Mr. Bush isn’t the only former governor who finds himself urging passage of a bill that labels his state as discriminatory. Sen. George Allen, who was governor of Virginia from 1994 to 1998, also called for the provisions to be extended without amendment.
Mr. Allen’s spokesman, David Snepp, said the senator sees his vote as a statement that the state is committed to minority rights.
“He doesn’t think by voting to renew this act he is saying Virginia is one of these bad actors,” Mr. Snepp said. “He is looking at it from a different perspective, and that is a commitment to make sure the voting rights of individual citizens is protected now and in the future.”

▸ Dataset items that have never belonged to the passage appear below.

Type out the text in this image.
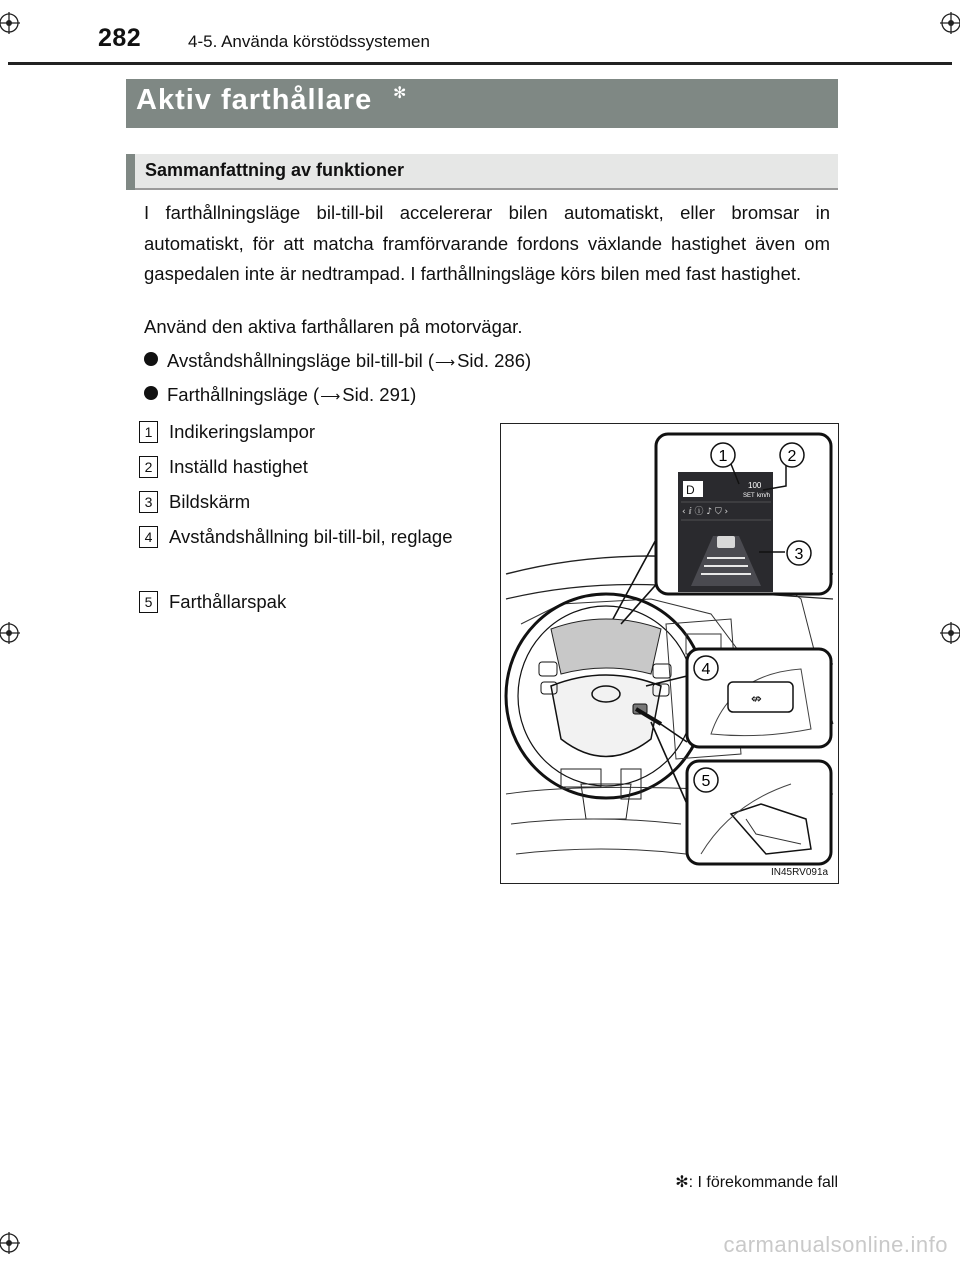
282	4-5. Använda körstödssystemen
Aktiv farthållare ✻
Sammanfattning av funktioner
I farthållningsläge bil-till-bil accelererar bilen automatiskt, eller bromsar in automatiskt, för att matcha framförvarande fordons växlande hastighet även om gaspedalen inte är nedtrampad. I farthållningsläge körs bilen med fast hastighet.
Använd den aktiva farthållaren på motorvägar.
Avståndshållningsläge bil-till-bil (⟶ Sid. 286)
Farthållningsläge (⟶ Sid. 291)
1 Indikeringslampor
2 Inställd hastighet
3 Bildskärm
4 Avståndshållning bil-till-bil, reglage
5 Farthållarspak
D	100
SET km/h
‹ ⅈ ⓘ ♪ ⛉ ›
1	2
3
⇎
4
5
IN45RV091a
✻: I förekommande fall
carmanualsonline.info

During the House debate, Rep. Steve King, Iowa Republican, also tried but failed to change provisions that require many states and localities to print ballots in foreign languages.
Mr. Bush opposed those changes.
Mrs. Perino said Mr. Bush does think immigrants should learn English but said it can take some time.
“All Americans should be able to vote, and bilingual ballots help to ensure that even those who are not proficient in English can vote,” she said.
But Mr. King said Mr. Bush failed the first test of his own immigration proposal, which urges immigrants to learn English as a key part of assimilation.
“Assimilation lost,” Mr. King said. “Any argument that the president makes about the necessity for new immigrants to learn English has been contradicted by his support for the mandate for foreign-language ballots.
“I sit back here and I think America missed a chance to move forward, and we’ve been frozen in place and frozen in time for another 25 years,” Mr. King said. “People who were labeled racist by 1964 standards, the people in those districts will still be labeled racist, by the actions of their grandparents and great-grandparents, in 2032.”